Par Julie Portier · Le Journal des Arts

Le 25 novembre 2008 - 825 mots

À Amiens, la collection privée se déguste au Musée dans deux expositions où sont mis à l’honneur les choix de Florence et Daniel Guerlain et de Jannick Thiroux

AMIENS. Le cabinet d’amateur s’installe dans l’espace public à Amiens, où le FRAC Picardie consacre une exposition à la collection de dessins de Florence et Daniel Guerlain, tandis que le Musée de Picardie accueille un échantillon de la collection d’art contemporain de Jannick Thiroux. Ces expositions, par le déplacement qu’elles opèrent du privé au public, offrent un double regard original sur l’art contemporain, mais sont aussi l’occasion de raviver une réflexion sur la relation du musée à la collection privée. L’histoire montre que leurs destins sont intimement liés. Alors qu’elle en assume le rôle pédagogique avant sa création, à mesure que se développe le musée, la collection privée s’affirme par l’originalité de ses choix, confiés à la souveraineté du goût. Devenant bientôt le contraire de l’institution qui abrite un art consacré, la collection privée reste paradoxalement le seul allié de son renouvellement. Aujourd’hui, alors que l’art contemporain est représenté et promu dans de nombreuses institutions, quel rôle la collection privée joue-t-elle dans l’espace public  ? Ces expositions montrent qu’elle est toujours en avant-poste sur la création en dévoilant de méconnus talents, illustrés ici dans les surprenantes céramiques d’Elsa Sahal (au Musée) ou les exquises vanités du jeune Thomas Lerooy (au FRAC). La collection privée nourrit la collection publique. Jannick Thiroux donnera, en effet, plusieurs œuvres au Musée de Picardie.
Krzysztof Pomian, spécialiste de la question, note ainsi «  à la fois l’inséparabilité de la collection particulière et du musée, et l’incompatibilité des principes qui les régissent  » (1). En effet, leurs logiques opposent le choix argumenté à l’achat compulsif («  Je sais que j’ai un besoin vital de cette œuvre, mais je ne sais pas pourquoi  », confie Jannick Thiroux), l’évaluation historique au seul jugement du goût, le classement à l’accumulation… Ainsi, le premier défi posé par ce déplacement de la collection au musée est celui de son exposition. Sylvie Couderc (disparue cet été) y répondit par une scénographie qui mime l’espace domestique  ; «  c’est comme à la maison, mais différemment  », note le collectionneur. Yves Lecointre au FRAC, par une sélection et un accrochage qui opère des rapprochements thématiques (le corps, les rêves d’architecture, les mythes), distingue de l’ordre dans le désordre, et fait ainsi émerger du sens. L’exposition «  délocalisée  », confiée à l’œil et à la logique du musée, invite donc la collection à réfléchir sur elle-même, et penser son évolution. Ce dialogue fertile pourrait revisiter la formule de Pomian  : le musée et la collection seraient inséparables car incompatibles dans leurs principes.

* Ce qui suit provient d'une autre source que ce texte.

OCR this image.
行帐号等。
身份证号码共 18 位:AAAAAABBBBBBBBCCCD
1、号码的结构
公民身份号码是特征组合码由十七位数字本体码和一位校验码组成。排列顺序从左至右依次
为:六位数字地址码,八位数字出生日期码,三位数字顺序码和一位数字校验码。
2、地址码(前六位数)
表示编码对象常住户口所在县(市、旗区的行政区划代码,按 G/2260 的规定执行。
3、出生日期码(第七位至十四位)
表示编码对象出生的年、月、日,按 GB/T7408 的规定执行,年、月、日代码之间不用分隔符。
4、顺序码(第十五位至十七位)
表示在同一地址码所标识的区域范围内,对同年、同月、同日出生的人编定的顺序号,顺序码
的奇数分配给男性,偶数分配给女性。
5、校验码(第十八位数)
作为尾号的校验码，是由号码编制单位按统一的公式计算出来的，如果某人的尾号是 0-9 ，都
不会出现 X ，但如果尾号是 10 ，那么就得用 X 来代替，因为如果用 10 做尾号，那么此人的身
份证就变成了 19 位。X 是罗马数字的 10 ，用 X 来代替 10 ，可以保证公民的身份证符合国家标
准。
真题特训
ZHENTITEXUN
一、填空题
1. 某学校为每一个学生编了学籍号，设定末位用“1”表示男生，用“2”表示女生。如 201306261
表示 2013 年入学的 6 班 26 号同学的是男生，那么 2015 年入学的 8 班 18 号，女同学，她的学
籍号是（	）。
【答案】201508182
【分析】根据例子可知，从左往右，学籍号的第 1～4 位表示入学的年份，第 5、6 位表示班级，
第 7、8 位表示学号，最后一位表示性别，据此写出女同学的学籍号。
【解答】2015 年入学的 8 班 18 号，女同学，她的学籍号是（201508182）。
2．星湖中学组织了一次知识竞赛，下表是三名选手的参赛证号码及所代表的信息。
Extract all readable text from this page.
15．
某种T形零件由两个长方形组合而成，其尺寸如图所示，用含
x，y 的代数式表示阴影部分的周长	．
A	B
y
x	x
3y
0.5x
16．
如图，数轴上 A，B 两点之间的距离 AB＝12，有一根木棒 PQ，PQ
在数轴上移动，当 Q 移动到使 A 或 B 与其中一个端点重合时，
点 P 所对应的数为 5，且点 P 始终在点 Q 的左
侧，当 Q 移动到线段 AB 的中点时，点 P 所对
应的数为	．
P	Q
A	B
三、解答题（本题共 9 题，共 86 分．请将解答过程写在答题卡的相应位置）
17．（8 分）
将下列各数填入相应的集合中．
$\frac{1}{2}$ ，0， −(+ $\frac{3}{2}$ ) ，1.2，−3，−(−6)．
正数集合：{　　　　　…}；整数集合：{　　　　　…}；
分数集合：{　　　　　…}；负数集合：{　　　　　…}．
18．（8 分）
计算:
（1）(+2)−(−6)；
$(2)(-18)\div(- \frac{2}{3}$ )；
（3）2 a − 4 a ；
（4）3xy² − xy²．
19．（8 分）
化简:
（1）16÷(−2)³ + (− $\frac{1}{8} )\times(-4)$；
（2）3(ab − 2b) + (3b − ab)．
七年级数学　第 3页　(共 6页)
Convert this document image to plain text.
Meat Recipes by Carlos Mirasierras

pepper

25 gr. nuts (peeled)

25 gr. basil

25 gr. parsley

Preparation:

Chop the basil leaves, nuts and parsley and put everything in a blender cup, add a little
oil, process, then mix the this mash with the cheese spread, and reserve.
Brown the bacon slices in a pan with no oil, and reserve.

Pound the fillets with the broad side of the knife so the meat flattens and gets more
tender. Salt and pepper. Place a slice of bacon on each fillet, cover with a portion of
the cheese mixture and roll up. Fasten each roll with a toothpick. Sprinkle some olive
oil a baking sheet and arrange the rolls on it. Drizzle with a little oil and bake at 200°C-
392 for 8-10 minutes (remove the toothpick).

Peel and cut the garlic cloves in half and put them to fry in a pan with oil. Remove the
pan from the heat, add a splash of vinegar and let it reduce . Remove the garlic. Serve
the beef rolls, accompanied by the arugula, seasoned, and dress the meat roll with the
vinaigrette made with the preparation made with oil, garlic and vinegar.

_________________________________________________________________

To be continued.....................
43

La saveur des expositions du FRAC et du Musée de Picardie cacherait-elle son ingrédient secret dans la nature même de la collection particulière, dans son infaillible logique  : la passion  ? Elle en est la pièce maîtresse, en arrière-plan de chaque œuvre, qui trahit des obsessions, à l’image d’un mur entier recouvert de dessins de Javier Pérez («  Metamorphosis  » au FRAC). Elle témoigne des amitiés (celle de Jannick Thiroux et Erik Dietman), et, dans les deux collections, exhale un goût pour le thème du corps, un appétit pour la sensualité des matières, instaurant un rapport charnel à l’œuvre. L’émail lisse des céramiques de Jannick Thiroux ou les «  peaux  » écorchées des feuilles des Guerlain dessineraient-ils en creux le portrait de ces collectionneurs – au passage, tous cosmétologues  ? Ces peaux revêtent les épidermes les plus variés, étirant la définition du médium. Elles sont fumée et collage dans Vixsmudh de Tony Oursler ou prodigieuses coulures dans les encres de Roland Flexner, quand apparaissent d’improbables paysages aquatiques. Le dessin à lui seul, présent dans ces deux collections, convoque l’intimité du rapport à l’œuvre que l’on savoure ici. «  Là où le geste n’a aucun repentir  », note Daniel Guerlain, le dessin matérialise la mince interface entre l’idée et le trait. Il recueille les pensées secrètes sur la vie et la mort dans le rouge et le noir des feuilles de Javier Pérez. Il donne vie aux rêves d’architectures, aux spéculations utopiques. Il nous raconte des histoires mêmes, comme celles des «  poupées bizarres  » de Jean-Luc Verna, sorties d’un conte de fée dilué au vitriol… «  Pour moi, c’est de la littérature  », confie Daniel Guerlain.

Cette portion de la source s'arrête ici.